Valérie Guillaumin Pautre - Je suis responsable de la Fabrique des CCAS-CIAS, qui est un service de l'Unccas créé en septembre 2018. Nous avons deux missions principales : la capitalisation et la valorisation des expériences, et l'appui aux projets avec en filigrane l'innovation. Auprès des élus ou des professionnels de l'action sociale, nous favorisons le partage, les échanges, la transmission de bonnes pratiques. Dans ce cadre, nous observons que les CCAS et CIAS cherchent à réinventer leurs pratiques, à s'adapter pour répondre aux besoins de leur population, mais également pour faire face aux différentes mutations de la société. S'est manifestée par ailleurs une volonté d'inscrire les projets qui sont fabriqués aujourd'hui dans une perspective plus lointaine. Et cette vision de ce que pourraient être les politiques sociales de demain, les CCAS ne l'avaient pas forcément partagée.

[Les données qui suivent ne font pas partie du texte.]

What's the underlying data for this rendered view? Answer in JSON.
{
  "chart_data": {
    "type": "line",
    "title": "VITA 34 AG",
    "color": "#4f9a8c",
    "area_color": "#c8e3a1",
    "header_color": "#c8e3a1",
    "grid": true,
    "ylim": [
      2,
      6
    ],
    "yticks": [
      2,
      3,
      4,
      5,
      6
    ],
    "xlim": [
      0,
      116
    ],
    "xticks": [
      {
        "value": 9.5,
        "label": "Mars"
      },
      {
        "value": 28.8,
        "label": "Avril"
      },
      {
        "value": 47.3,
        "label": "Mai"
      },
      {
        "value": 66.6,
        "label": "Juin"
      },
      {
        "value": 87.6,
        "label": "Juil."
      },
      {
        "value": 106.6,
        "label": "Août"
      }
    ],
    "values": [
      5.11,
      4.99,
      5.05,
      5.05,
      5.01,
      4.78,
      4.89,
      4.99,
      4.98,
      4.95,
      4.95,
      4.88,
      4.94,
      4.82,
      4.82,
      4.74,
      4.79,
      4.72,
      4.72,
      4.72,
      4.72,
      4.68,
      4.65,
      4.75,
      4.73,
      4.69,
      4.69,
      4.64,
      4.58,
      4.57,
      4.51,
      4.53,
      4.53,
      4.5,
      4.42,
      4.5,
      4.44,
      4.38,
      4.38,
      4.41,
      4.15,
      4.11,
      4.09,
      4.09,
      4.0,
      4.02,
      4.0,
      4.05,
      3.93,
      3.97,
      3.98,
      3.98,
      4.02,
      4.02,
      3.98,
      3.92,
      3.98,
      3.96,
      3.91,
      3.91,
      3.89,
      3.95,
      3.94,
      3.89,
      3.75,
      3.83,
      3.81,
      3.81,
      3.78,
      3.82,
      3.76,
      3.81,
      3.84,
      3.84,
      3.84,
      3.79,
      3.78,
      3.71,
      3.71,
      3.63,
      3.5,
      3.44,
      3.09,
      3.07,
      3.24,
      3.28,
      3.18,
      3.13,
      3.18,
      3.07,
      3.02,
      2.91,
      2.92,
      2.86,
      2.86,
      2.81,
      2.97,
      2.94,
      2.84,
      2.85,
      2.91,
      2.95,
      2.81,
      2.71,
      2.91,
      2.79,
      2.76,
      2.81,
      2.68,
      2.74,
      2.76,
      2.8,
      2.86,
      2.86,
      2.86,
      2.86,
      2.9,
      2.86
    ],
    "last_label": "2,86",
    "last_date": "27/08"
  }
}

La Fabrique des CCAS-CIAS a proposé de mener un programme sur le CCAS en 2050, avec initialement pour premier objectif de faire découvrir à notre réseau de nouveaux outils que sont le design de service et la prospective. Et en fait, dès les premiers ateliers, ce sujet du CCAS en 2050 est devenu la finalité du programme, les outils du design et de la prospective étant un moyen d'y parvenir.
Comment les CCAS et CIAS ont-ils été impliqués dans cette démarche ?
Nous avons imaginé ce programme avec l'appui de l'agence de design Vraiment Vraiment et le studio de réalisation Les beaux yeux. Travailler sur "le CCAS en 2050" ne devait pas être une vision descendante qui vient de l'Unccas, mais plutôt venir des territoires. Six ateliers ont eu lieu dans six villes différentes (Bordeaux, Nancy, Lyon, Le Mans, Paris et Amiens lors de notre congrès annuel). Ils ont réuni au total 265 élus et professionnels de l'action sociale, aussi bien directeurs que travailleurs sociaux, issus de plus de 200 CCAS et CIAS de France. Pendant deux jours, ils ont travaillé à partir des outils du design et de la prospective : la première journée était consacrée à l'exploration d'une thématique et à la définition d'un scénario. Les thématiques proposées visaient à casser les codes, faire évoluer les représentations : les vieillesses heureuses, les bonnes santés, les justices sociales, les raisons du bonheur et les activités enrichissantes. Lors de la deuxième journée, les participants ont retranscrit leur scénario, leur vision de ce que pourrait être l'action sociale de demain, sous forme d'un journal télévisé. Ils ont endossé leurs habits d'acteurs et ont incarné le scénario qu'ils avaient imaginé.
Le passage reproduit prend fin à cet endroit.